Monday, August 10, 2009

To Kill A Mockingbird

It occurred to me this evening as I was watching Gregory Peck in To Kill a Mockingbird that the first time I ever heard of the book was in the fourth grade. Our teacher was a tall and volatile English lady, prone to violent tempers at the slightest provocation. I am surprised now that we stood for it, that we took her abuse without ever complaining to anyone. But I suppose we were just children and we reacted like most kids would to an abusive adult; we cowered around and tried not to incite her. Miss Williams would walk around the classroom monitoring our work, hands behind her back, sometimes nodding her approval, sometimes making a snide remark. It occurs to me now that she may have been ill, that this was a form of mental illness expressing itself. Why her colleagues didn't do anything about it, why no one brought it to attention, I don't know. I was a child a long time ago and I guess back then these things were still a stigma. People talked about depression in hushed tones. Going to a psychiatrist was unheard of. People like Miss Williams suffered in silence, occasionally dragging us along with her.
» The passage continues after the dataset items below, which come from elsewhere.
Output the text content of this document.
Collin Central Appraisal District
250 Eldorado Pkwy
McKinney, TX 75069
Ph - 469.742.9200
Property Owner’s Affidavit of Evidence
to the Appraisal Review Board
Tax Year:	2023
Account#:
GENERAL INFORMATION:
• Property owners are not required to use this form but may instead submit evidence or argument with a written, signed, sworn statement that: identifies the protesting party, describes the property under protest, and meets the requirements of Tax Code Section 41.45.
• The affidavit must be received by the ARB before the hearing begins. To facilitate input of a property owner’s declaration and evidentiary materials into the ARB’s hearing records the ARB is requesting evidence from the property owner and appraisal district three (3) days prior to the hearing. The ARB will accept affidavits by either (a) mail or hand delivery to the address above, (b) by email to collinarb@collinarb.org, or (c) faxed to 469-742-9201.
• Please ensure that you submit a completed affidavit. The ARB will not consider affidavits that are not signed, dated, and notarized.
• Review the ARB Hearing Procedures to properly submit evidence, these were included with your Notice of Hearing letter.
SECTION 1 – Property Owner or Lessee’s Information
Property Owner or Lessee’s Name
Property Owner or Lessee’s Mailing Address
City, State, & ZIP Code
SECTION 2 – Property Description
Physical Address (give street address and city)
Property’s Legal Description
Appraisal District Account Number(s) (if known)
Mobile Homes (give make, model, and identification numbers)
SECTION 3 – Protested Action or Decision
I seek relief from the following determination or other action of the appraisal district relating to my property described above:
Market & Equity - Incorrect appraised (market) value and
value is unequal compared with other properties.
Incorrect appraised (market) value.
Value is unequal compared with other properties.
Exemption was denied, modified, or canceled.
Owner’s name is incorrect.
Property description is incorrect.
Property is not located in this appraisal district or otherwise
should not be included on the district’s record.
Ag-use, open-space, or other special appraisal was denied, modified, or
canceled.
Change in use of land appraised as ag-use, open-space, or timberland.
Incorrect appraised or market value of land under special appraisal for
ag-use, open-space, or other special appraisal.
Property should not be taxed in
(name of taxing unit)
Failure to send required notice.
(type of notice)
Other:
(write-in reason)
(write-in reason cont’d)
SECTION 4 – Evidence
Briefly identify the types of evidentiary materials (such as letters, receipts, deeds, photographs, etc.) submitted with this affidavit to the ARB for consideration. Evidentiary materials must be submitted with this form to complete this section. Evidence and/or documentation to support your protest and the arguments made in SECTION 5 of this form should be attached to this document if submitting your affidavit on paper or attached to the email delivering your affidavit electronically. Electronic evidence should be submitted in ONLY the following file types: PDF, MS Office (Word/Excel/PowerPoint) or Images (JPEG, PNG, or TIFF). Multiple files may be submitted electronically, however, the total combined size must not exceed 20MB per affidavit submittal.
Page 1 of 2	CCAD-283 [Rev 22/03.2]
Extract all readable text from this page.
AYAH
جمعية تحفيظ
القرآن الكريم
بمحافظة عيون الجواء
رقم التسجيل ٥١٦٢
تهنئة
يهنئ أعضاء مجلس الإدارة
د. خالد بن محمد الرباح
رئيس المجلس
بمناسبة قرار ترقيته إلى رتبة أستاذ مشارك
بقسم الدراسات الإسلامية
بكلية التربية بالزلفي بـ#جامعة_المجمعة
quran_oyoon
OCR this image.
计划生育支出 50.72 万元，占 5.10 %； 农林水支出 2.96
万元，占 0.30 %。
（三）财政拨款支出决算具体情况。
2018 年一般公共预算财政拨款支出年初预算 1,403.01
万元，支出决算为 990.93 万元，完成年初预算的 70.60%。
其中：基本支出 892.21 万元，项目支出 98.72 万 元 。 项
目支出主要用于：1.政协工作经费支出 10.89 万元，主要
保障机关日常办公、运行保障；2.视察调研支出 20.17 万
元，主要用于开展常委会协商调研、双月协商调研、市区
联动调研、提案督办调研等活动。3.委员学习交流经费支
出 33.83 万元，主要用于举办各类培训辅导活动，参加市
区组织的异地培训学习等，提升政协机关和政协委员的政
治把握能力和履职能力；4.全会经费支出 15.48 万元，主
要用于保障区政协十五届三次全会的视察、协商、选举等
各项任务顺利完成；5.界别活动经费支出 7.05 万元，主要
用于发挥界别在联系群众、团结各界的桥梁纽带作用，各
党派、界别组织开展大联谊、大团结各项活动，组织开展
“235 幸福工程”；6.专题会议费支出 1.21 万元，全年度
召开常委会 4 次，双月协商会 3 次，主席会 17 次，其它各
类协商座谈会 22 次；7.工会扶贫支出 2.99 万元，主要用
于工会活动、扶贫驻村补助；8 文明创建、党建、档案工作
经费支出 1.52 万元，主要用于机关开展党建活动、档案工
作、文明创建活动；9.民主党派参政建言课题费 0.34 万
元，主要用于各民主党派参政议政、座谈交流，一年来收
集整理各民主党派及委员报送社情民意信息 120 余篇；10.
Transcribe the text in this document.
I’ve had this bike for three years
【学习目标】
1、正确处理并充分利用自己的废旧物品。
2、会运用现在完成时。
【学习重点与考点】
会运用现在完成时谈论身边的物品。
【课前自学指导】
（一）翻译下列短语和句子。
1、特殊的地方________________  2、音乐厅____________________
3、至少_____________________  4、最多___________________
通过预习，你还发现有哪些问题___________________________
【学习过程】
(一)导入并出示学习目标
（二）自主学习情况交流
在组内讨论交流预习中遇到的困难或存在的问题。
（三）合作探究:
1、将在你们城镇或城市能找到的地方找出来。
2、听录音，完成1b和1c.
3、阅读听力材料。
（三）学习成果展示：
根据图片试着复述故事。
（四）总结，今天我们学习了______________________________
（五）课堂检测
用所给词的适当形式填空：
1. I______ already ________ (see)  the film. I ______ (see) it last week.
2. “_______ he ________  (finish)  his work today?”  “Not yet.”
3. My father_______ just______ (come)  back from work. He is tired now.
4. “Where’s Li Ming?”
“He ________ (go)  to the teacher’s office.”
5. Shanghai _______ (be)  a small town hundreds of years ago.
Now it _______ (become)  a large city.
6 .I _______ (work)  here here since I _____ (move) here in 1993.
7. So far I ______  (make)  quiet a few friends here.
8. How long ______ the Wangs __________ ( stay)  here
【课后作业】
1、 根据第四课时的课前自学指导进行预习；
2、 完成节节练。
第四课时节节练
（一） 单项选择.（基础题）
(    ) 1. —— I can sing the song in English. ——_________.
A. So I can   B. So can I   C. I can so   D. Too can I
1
It seems almost ironic now that this lady would keep by her desk a copy of Harper Lee's To Kill A Mockingbird. Every time we went up to her to have our work checked, I would look at its orange cover, trying to pry meaning out of the words. I didn't know what a mockingbird was or why anyone was trying to kill one. I almost never saw her pick up and read the book. But it lay there all year, its simple tale of childhood innocence, of strength and moral courage, locked inside the pages. I wonder what sustenance she derived from it. How much of her life did she find reflected in the narrative. Whose skin did she wear? And where did we, the children she taught and bullied and screamed at, figure in that association. It's easy now to see her as a kind of Mrs Henry Lafayette Dubose, the old lady hurling obscenities at the children while battling her own private demons. Did she know what she was doing? Did she feel any remorse? At the time, I both hated and feared her. As an adult, though, I find it intriguing that she would keep that book by her side. Maybe it restored a sense of balance within her that was otherwise difficult to obtain. Maybe she wasn't Mrs Dubose. Maybe she was Boo Radley.

I remember at the end of the school year she bought gifts for all the kids in her class.

Choti choti baatein

My parents are over for a vacation and, between working and spending time with them, life is crazy busy right now. Yet, for all the action, time seems to have slowed down somewhat. I feel like there are more minutes in the day now than there were before, when I used to live alone. I work eight or ten hours at the hospital but as soon as I walk through the front door, a new life takes root. Ammi's usually in the kitchen cooking something, Abbu's at the dinner table, studying for an exam. He has a mess of books spread out in front of him from which he makes notes, diligently, meticulously, as if it were his very first time. Actually, after a long time, it feels as if everything is happening for the first time, all over again.